Don’t use price as a proxy for today’s market

      Today’s market doesn’t always have strong price-quality correlation. There have been a lot of studies and articles on forestry credits, so we are starting to see that higher prices do, in fact, signal higher quality for forest carbon credits. However, credits related to the reduction of non-CO2 gases from landfills, refrigeration, air conditioning or insulating foams are not well understood by the market. These “super pollutant” credit types are becoming more popular, but have poor price-quality correlation.

      Focus on the science, not the hype

      Buyers often select credits based on the stories they can tell about them. This has resulted in charisma playing a larger role in credit selection than science. Credits that protect mega-fauna in forests or generate human-interest stories are often preferred by credit buyers. Protecting biodiversity and improving lives are excellent objectives, but differ from the climate benefit that carbon credits claim.

      Build a portfolio

      In my view, a portfolio approach is the best approach for offsetting because it can integrate multiple climate actions that the world needs:

      • To “turn off the tap” immediately, i.e. avoiding or reducing emissions as soon as possible
      • To protect and restore ecosystems that are critical for human survival
      • To invest in the future through durable removals — as we are highly likely to “overshoot” on emissions and will need to take them out of the atmosphere to get to a sustained safe world

      This view is aligned with the Oxford Principles for Net Zero Aligned Carbon Offsetting, which provides guidance for building a portfolio. That said, some companies have lower carbon footprints but are highly profitable, while others may have larger emissions or are struggling to become profitable, or are challenged by the economic situation of today, with unpredictable tariffs and rising energy prices. In this regard, companies may choose different portfolios that are consistent with their resources. The important thing today is participation in near-term action—what we don’t have enough of at this time. 

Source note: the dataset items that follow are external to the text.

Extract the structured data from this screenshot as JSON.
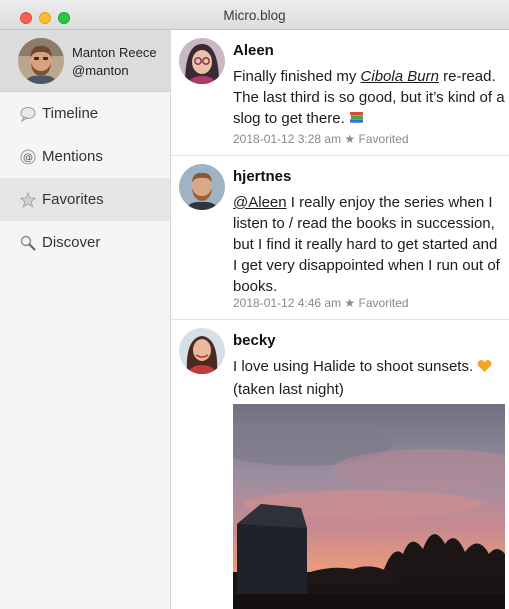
{
  "window": {
    "title": "Micro.blog"
  },
  "profile": {
    "name": "Manton Reece",
    "handle": "@manton",
    "avatar_icon": "user-avatar"
  },
  "sidebar": {
    "items": [
      {
        "label": "Timeline",
        "icon": "speech-bubble-icon",
        "selected": false
      },
      {
        "label": "Mentions",
        "icon": "at-sign-icon",
        "selected": false
      },
      {
        "label": "Favorites",
        "icon": "star-icon",
        "selected": true
      },
      {
        "label": "Discover",
        "icon": "magnifier-icon",
        "selected": false
      }
    ]
  },
  "posts": [
    {
      "user": "Aleen",
      "text_before": "Finally finished my ",
      "link": "Cibola Burn",
      "text_after": " re-read. The last third is so good, but it’s kind of a slog to get there.",
      "emoji": "books-emoji",
      "date": "2018-01-12 3:28 am",
      "favorited": "Favorited"
    },
    {
      "user": "hjertnes",
      "mention": "@Aleen",
      "text": " I really enjoy the series when I listen to / read the books in succession, but I find it really hard to get started and I get very disappointed when I run out of books.",
      "date": "2018-01-12 4:46 am",
      "favorited": "Favorited"
    },
    {
      "user": "becky",
      "text": "I love using Halide to shoot sunsets.",
      "emoji": "orange-heart-emoji",
      "text_line2": "(taken last night)",
      "image": "sunset-photo"
    }
  ],
  "colors": {
    "close": "#fc5f57",
    "minimize": "#fdbc2e",
    "maximize": "#29c840",
    "selected_row": "#e6e6e6",
    "heart": "#f4a623"
  }
}
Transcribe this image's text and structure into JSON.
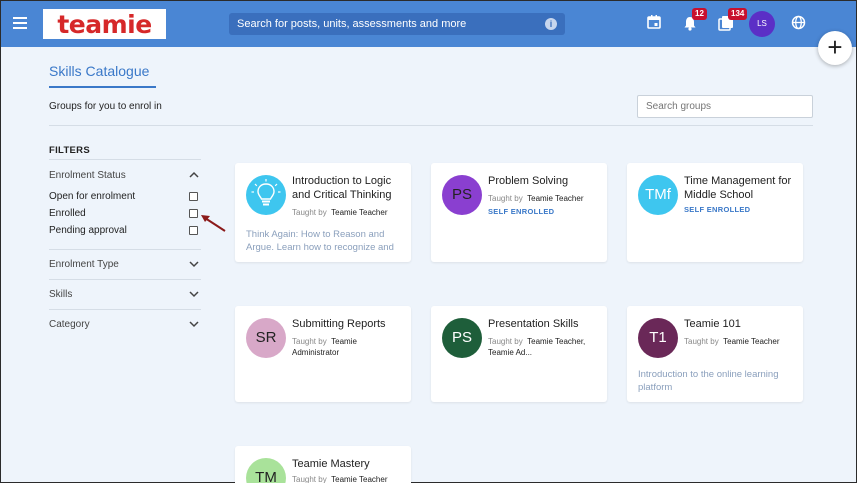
{
  "header": {
    "logo_text": "teamie",
    "search_placeholder": "Search for posts, units, assessments and more",
    "notifications_badge": "12",
    "library_badge": "134",
    "user_initials": "LS",
    "plus_label": "+"
  },
  "page": {
    "title": "Skills Catalogue",
    "subtitle": "Groups for you to enrol in",
    "search_groups_placeholder": "Search groups"
  },
  "filters": {
    "label": "FILTERS",
    "enrolment_status": {
      "heading": "Enrolment Status",
      "options": [
        "Open for enrolment",
        "Enrolled",
        "Pending approval"
      ]
    },
    "enrolment_type": "Enrolment Type",
    "skills": "Skills",
    "category": "Category"
  },
  "cards": [
    {
      "title": "Introduction to Logic and Critical Thinking",
      "taught_by": "Taught by",
      "teacher": "Teamie Teacher",
      "description": "Think Again: How to Reason and Argue. Learn how to recognize and",
      "avatar_icon": "lightbulb-icon",
      "color": "#3ec6ef"
    },
    {
      "title": "Problem Solving",
      "taught_by": "Taught by",
      "teacher": "Teamie Teacher",
      "status": "SELF ENROLLED",
      "initials": "PS",
      "color": "#8a3fd0"
    },
    {
      "title": "Time Management for Middle School",
      "status": "SELF ENROLLED",
      "initials": "TMf",
      "color": "#3ec6ef"
    },
    {
      "title": "Submitting Reports",
      "taught_by": "Taught by",
      "teacher": "Teamie Administrator",
      "initials": "SR",
      "color": "#d8a8c8"
    },
    {
      "title": "Presentation Skills",
      "taught_by": "Taught by",
      "teacher": "Teamie Teacher, Teamie Ad...",
      "initials": "PS",
      "color": "#1e5e3a"
    },
    {
      "title": "Teamie 101",
      "taught_by": "Taught by",
      "teacher": "Teamie Teacher",
      "description": "Introduction to the online learning platform",
      "initials": "T1",
      "color": "#6a2858"
    },
    {
      "title": "Teamie Mastery",
      "taught_by": "Taught by",
      "teacher": "Teamie Teacher",
      "initials": "TM",
      "color": "#a9e29a"
    }
  ]
}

      Find trusted advisors

      Studies suggest that price becomes less significant in the face of expert evaluations, online reviews, ratings and brand reputation. These tools are increasing in the market today — from studies looking at the quality of credits to ratings and insurance providers that also must understand risk. 

      Buyers should always ask themselves: Who is telling me about the quality of this credit? Who are their customers? How do they generate revenue, and what are their incentives? A strategy based on these four pillars is more likely to deliver a better outcome for buyers than price or hype.